Das Geheimnis der Pop-Formeln

Wie ein Radiohit entsteht - Erfolg ist kein Zufall

Mit drei einfachen Akkorden rückt die Goldene Schallplatte in greifbare Nähe
Mit drei einfachen Akkorden rückt die Goldene Schallplatte in greifbare Nähe © Kimberly Vohsen / stock.xchng

3. Seite: Ein Radiohit muss ins Format passen

Das würde erklären, warum es für Tanja Ötvös, die als Head of Music bei Radio Hamburg für die Musikauswahl verantwortlich zeichnet, von Bedeutung ist, dass ein Song den Hörer emotional berührt. "Ein Radiohit hat etwas Besonderes an sich, entweder eine spezielle Instrumentierung oder Melodieführung. Wichtig ist ein großer Wiedererkennungswert, nach zwei- bis dreimaligem Hören muss er 'hängen' bleiben", sagt die Musikchefin.

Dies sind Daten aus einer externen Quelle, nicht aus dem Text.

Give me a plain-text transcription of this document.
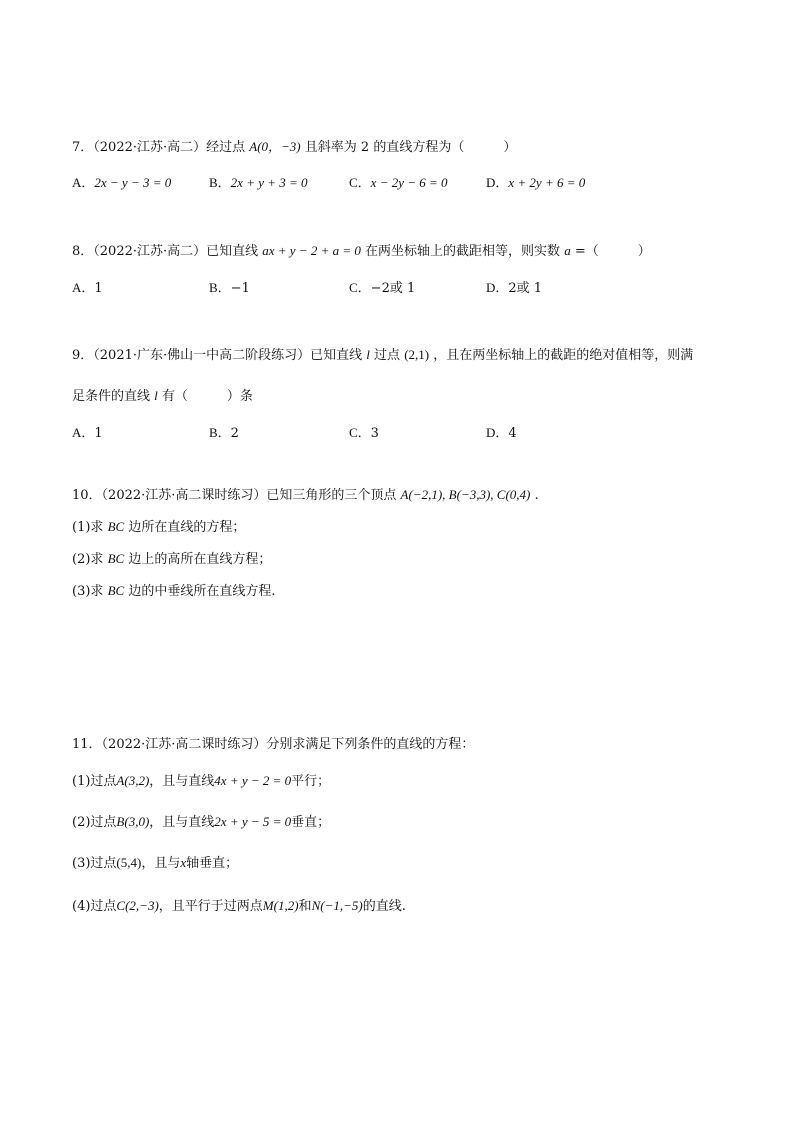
7．（2022·江苏·高二）经过点 A(0，−3) 且斜率为 2 的直线方程为（　　　）
A．2x − y − 3 = 0	B．2x + y + 3 = 0	C．x − 2y − 6 = 0	D．x + 2y + 6 = 0
8．（2022·江苏·高二）已知直线 ax + y − 2 + a = 0 在两坐标轴上的截距相等，则实数 a =（　　　）
A．1	B．−1	C．−2或 1	D．2或 1
9．（2021·广东·佛山一中高二阶段练习）已知直线 l 过点 (2,1) ，且在两坐标轴上的截距的绝对值相等，则满
足条件的直线 l 有（　　　）条
A．1	B．2	C．3	D．4
10．（2022·江苏·高二课时练习）已知三角形的三个顶点 A(−2,1), B(−3,3), C(0,4) .
(1)求 BC 边所在直线的方程；
(2)求 BC 边上的高所在直线方程；
(3)求 BC 边的中垂线所在直线方程.
11．（2022·江苏·高二课时练习）分别求满足下列条件的直线的方程：
(1)过点A(3,2)，且与直线4x + y − 2 = 0平行；
(2)过点B(3,0)，且与直线2x + y − 5 = 0垂直；
(3)过点(5,4)，且与x轴垂直；
(4)过点C(2,−3)，且平行于过两点M(1,2)和N(−1,−5)的直线.
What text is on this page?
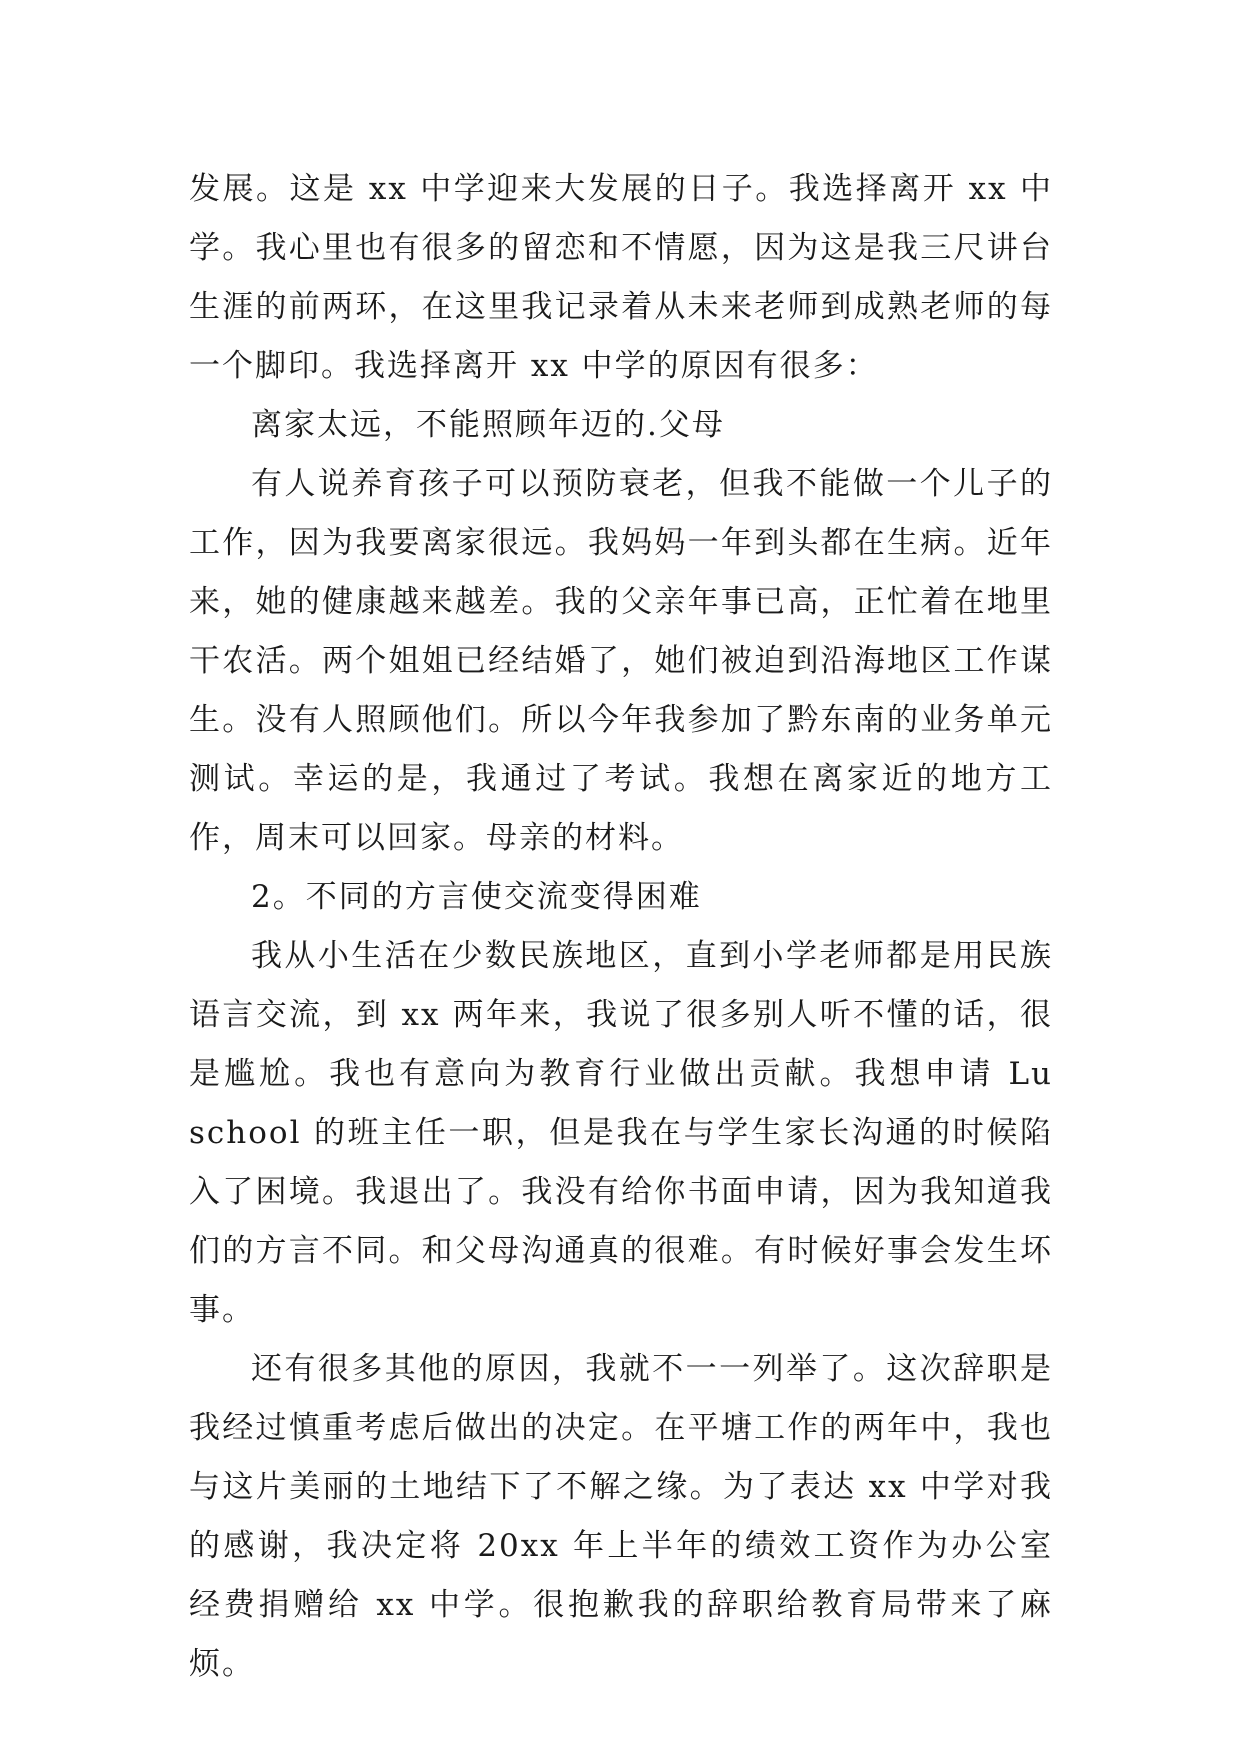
发展。这是 xx 中学迎来大发展的日子。我选择离开 xx 中学。我心里也有很多的留恋和不情愿，因为这是我三尺讲台生涯的前两环，在这里我记录着从未来老师到成熟老师的每一个脚印。我选择离开 xx 中学的原因有很多：

离家太远，不能照顾年迈的.父母

有人说养育孩子可以预防衰老，但我不能做一个儿子的工作，因为我要离家很远。我妈妈一年到头都在生病。近年来，她的健康越来越差。我的父亲年事已高，正忙着在地里干农活。两个姐姐已经结婚了，她们被迫到沿海地区工作谋生。没有人照顾他们。所以今年我参加了黔东南的业务单元测试。幸运的是，我通过了考试。我想在离家近的地方工作，周末可以回家。母亲的材料。

2。不同的方言使交流变得困难

我从小生活在少数民族地区，直到小学老师都是用民族语言交流，到 xx 两年来，我说了很多别人听不懂的话，很是尴尬。我也有意向为教育行业做出贡献。我想申请 Lu school 的班主任一职，但是我在与学生家长沟通的时候陷入了困境。我退出了。我没有给你书面申请，因为我知道我们的方言不同。和父母沟通真的很难。有时候好事会发生坏事。

还有很多其他的原因，我就不一一列举了。这次辞职是我经过慎重考虑后做出的决定。在平塘工作的两年中，我也与这片美丽的土地结下了不解之缘。为了表达 xx 中学对我的感谢，我决定将 20xx 年上半年的绩效工资作为办公室经费捐赠给 xx 中学。很抱歉我的辞职给教育局带来了麻烦。
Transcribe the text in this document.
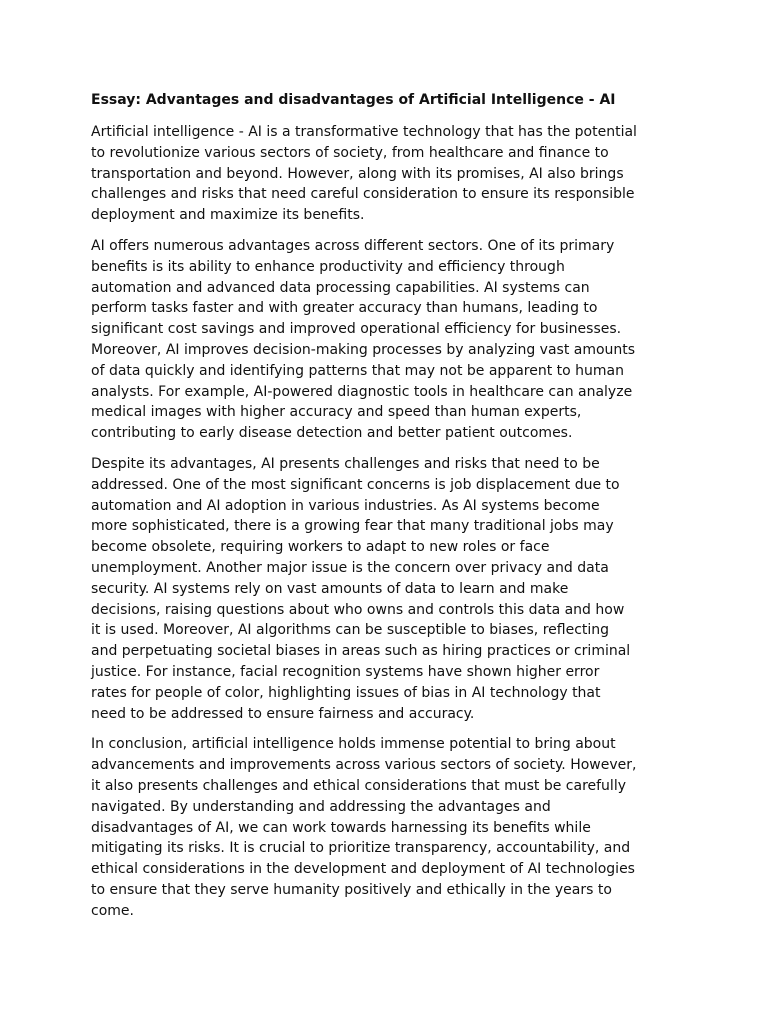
Essay: Advantages and disadvantages of Artificial Intelligence - AI
Artificial intelligence - AI is a transformative technology that has the potential
to revolutionize various sectors of society, from healthcare and finance to
transportation and beyond. However, along with its promises, AI also brings
challenges and risks that need careful consideration to ensure its responsible
deployment and maximize its benefits.
AI offers numerous advantages across different sectors. One of its primary
benefits is its ability to enhance productivity and efficiency through
automation and advanced data processing capabilities. AI systems can
perform tasks faster and with greater accuracy than humans, leading to
significant cost savings and improved operational efficiency for businesses.
Moreover, AI improves decision-making processes by analyzing vast amounts
of data quickly and identifying patterns that may not be apparent to human
analysts. For example, AI-powered diagnostic tools in healthcare can analyze
medical images with higher accuracy and speed than human experts,
contributing to early disease detection and better patient outcomes.
Despite its advantages, AI presents challenges and risks that need to be
addressed. One of the most significant concerns is job displacement due to
automation and AI adoption in various industries. As AI systems become
more sophisticated, there is a growing fear that many traditional jobs may
become obsolete, requiring workers to adapt to new roles or face
unemployment. Another major issue is the concern over privacy and data
security. AI systems rely on vast amounts of data to learn and make
decisions, raising questions about who owns and controls this data and how
it is used. Moreover, AI algorithms can be susceptible to biases, reflecting
and perpetuating societal biases in areas such as hiring practices or criminal
justice. For instance, facial recognition systems have shown higher error
rates for people of color, highlighting issues of bias in AI technology that
need to be addressed to ensure fairness and accuracy.
In conclusion, artificial intelligence holds immense potential to bring about
advancements and improvements across various sectors of society. However,
it also presents challenges and ethical considerations that must be carefully
navigated. By understanding and addressing the advantages and
disadvantages of AI, we can work towards harnessing its benefits while
mitigating its risks. It is crucial to prioritize transparency, accountability, and
ethical considerations in the development and deployment of AI technologies
to ensure that they serve humanity positively and ethically in the years to
come.
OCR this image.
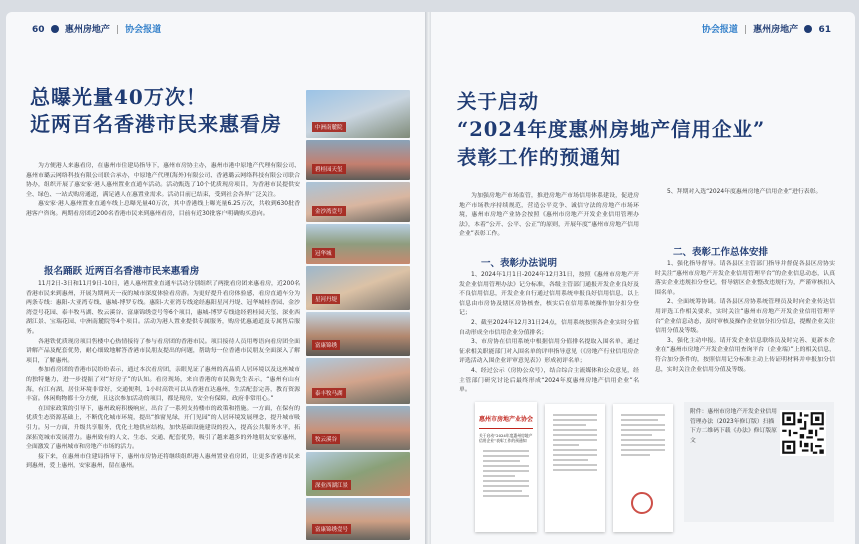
60 惠州房地产 | 协会报道
总曝光量40万次！
近两百名香港市民来惠看房

为方便港人来惠看房，在惠州市住建局指导下，惠州市房协主办，惠州市港中原地产代理有限公司、惠州市璐云网络科技有限公司联合承办，中原地产代理(海外)有限公司、香港璐云网络科技有限公司联合协办，组织开展了惠安家·港人惠州置业直通车活动。活动甄选了10个优质现房项目，为香港市民提供安全、绿色、一站式购房通道，满足港人在惠置业需求。活动目前已结束，受到社会各界广泛关注。

惠安家·港人惠州置业直通车线上总曝光量40万次，其中香港线上曝光量6.25万次，共收到630批香港客户咨询。两期看房团近200名香港市民来到惠州看房，目前有近30批客户明确购买意向。

报名踊跃 近两百名香港市民来惠看房

11月2日-3日和11月9日-10日，港人惠州置业直通车活动分别组织了两批看房团来惠看房，近200名香港市民来到惠州，开展为期两天一夜的城市深度体验看房游。为更好提升看房体验感，看房直通车分为两条专线：惠阳-大亚湾专线、惠城-博罗专线。惠阳-大亚湾专线途经惠阳星河丹堤、冠华城桂香园、金沙湾壹号花园、泰丰牧马湖、牧云溪谷、富康锦绣壹号等6个项目，惠城-博罗专线途经碧桂园天玺、深业西湖江景、宝瑞花园、中洲南麓院等4个项目。活动为港人置业提供专属服务，购房优惠通道及专属售后服务。

各港铁优质现房项目售楼中心热情接待了参与看房团的香港市民。项目接待人员用粤语向看房团全面讲解产品及配套优势，耐心细致地解答香港市民朋友提出的问题，帮助每一位香港市民朋友全面深入了解项目，了解惠州。

参加看房团的香港市民纷纷表示，通过本次看房团，亲眼见证了惠州的高品质人居环境以及这座城市的独特魅力，进一步提振了对“好房子”的认知。看房现场，来自香港的市民陈先生表示，“惠州有山有海，有江有湖，居住环境非常好，交通便利，1小时高铁可以从香港直达惠州，生活配套完善，教育资源丰富。休闲购物都十分方便，且这次参加活动的项目，都是现房，安全有保障，政府非常用心。”

在国家政策的引导下，惠州政府积极响应，出台了一系列支持楼市的政策和措施。一方面，在保有的优质生态资源基础上，不断优化城市环境，提出“推窗见绿，开门见园”的人居环境发展理念，提升城市吸引力。另一方面，升级共享服务，优化土地供应结构，加快基础设施建设的投入，提高公共服务水平，拓深拓宽城市发展潜力。惠州致有的人文、生态、交通、配套优势，吸引了越来越多的外地朋友安家惠州，全面激发了惠州城市和房地产市场的活力。

接下来，在惠州市住建局指导下，惠州市房协还将继续组织港人惠州置业看房团，让更多香港市民来到惠州，爱上惠州，安家惠州，留在惠州。

中洲南麓院
碧桂园天玺
金沙湾壹号
冠华城
星河丹堤
富康锦绣
泰丰牧马湖
牧云溪谷
深业西湖江景
富康锦绣壹号
协会报道 | 惠州房地产 61
关于启动
“2024年度惠州房地产信用企业”
表彰工作的预通知

为加强房地产市场监管，推进房地产市场信用体系建设，促进房地产市场秩序持续规范，营造公平竞争、诚信守法的房地产市场环境，惠州市房地产业协会按照《惠州市房地产开发企业信用管理办法》，本着“公开、公平、公正”的原则，开展年度“惠州市房地产信用企业”表彰工作。

一、表彰办法说明

1、2024年1月1日-2024年12月31日，按照《惠州市房地产开发企业信用管理办法》记分标准，各级主管部门通报开发企业良好及不良信用信息，开发企业自行通过信用系统申报良好信用信息，以上信息由市房协及辖区房协核查，核实后在信用系统操作加分扣分登记；

2、截至2024年12月31日24点，信用系统按照各企业实时分值自动形成全市信用企业分值排名；

3、市房协在信用系统中根据信用分值排名提取入围名单，通过征求相关职能部门对入围名单的评审指导意见（《房地产行业信用房企评选活动入围企业评审意见表》）形成初评名单；

4、经过公示（房协公众号），结合综合主流媒体和公众意见，经主管部门研究讨论后最终形成“2024年度惠州房地产信用企业”名单。

5、拜期对入选“2024年度惠州房地产信用企业”进行表彰。

二、表彰工作总体安排

1、强化指导督导。请各县区主管部门指导并督促各县区房协实时关注“惠州市房地产开发企业信用管理平台”的企业信息动态，认真落实企业违规扣分登记，督导辖区企业整改违规行为，严谨审核扣入围名单。

2、全面统筹协调。请各县区房协系统管理员及时向企业传达信用评选工作相关要求，实时关注“惠州市房地产开发企业信用管理平台”企业信息动态，及时审核及操作企业加分扣分信息，提醒企业关注信用分值及等级。

3、强化主动申报。请开发企业信息联络员及时完善、更新本企业在“惠州市房地产开发企业信用查询平台（企业端）”上的相关信息，符合加分条件的，按照信用记分标准主动上传证明材料并申报加分信息，实时关注企业信用分值及等级。

惠州市房地产业协会
关于启动“2024年度惠州房地产信用企业”表彰工作的预通知
附件：惠州市房地产开发企业信用管理办法（2023年修订版）扫描下方二维码下载《办法》修订版原文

Tanja Ötvös muss bei Radio Hamburg Radiohits erkennen
Tanja Ötvös muss bei Radio Hamburg Radiohits erkennen © Radio Hamburg

Und er muss ins Format passen, "da kann eine Schlagernummer noch so catchy sein", weiß Ötvös um die Regeln, die bei den meisten Radiosendern greifen. "Musik darf heute nicht mehr wehtun", beschwert sich hingegen Franz Plasa. "Die ganz lauten, die ganz wilden, die ganz emotionalen Sachen, die werden nicht gespielt. Musik als Initiation für Gefühle, für Lebensstimmung, für Abschnitte in seinem Leben: Das gibt es heute ja kaum noch. Diese Kraft hat die medial vermittelte Musik nicht mehr."

Die Radiolandschaft Deutschlands ist begrenzt auf wenige Pop-Formeln

Für Produzenten wie Plasa, die Wert auf musikalische Qualität legen und über einen umfangreichen Schatz an analogem Soundequipment verfügen, kann das nervenaufreibend sein. "Wir bauen uns manchmal einen Bass zusammen und es dauert vier bis fünf Stunden, bis wir einen Sound haben, der uns befriedigt - und dann hört sich der A&R das auf einem Laptop an, der gar keinen Bass hat. Das ist schizophren", kritisiert der Erfolgsproduzent die Entwicklungen im Musikgeschäft.

Hören wir also tatsächlich immer dasselbe, egal, welchen Radiosender wir einschalten? Nach Kramarz konzentrieren sich die Stationen in Deutschland je nach Klientel auf einige wenige Formeln, die die Musikauswahl bestimmen. "Wenn ein Alien über diese Radiolandschaft fliegen würde und wenn es bewusst Musik analysieren könnte, würde es sich schon wundern. Aber es wäre vielleicht auch sehr beeindruckt davon, was wir mit den immer gleichen Mustern im Endeffekt hinbekommen."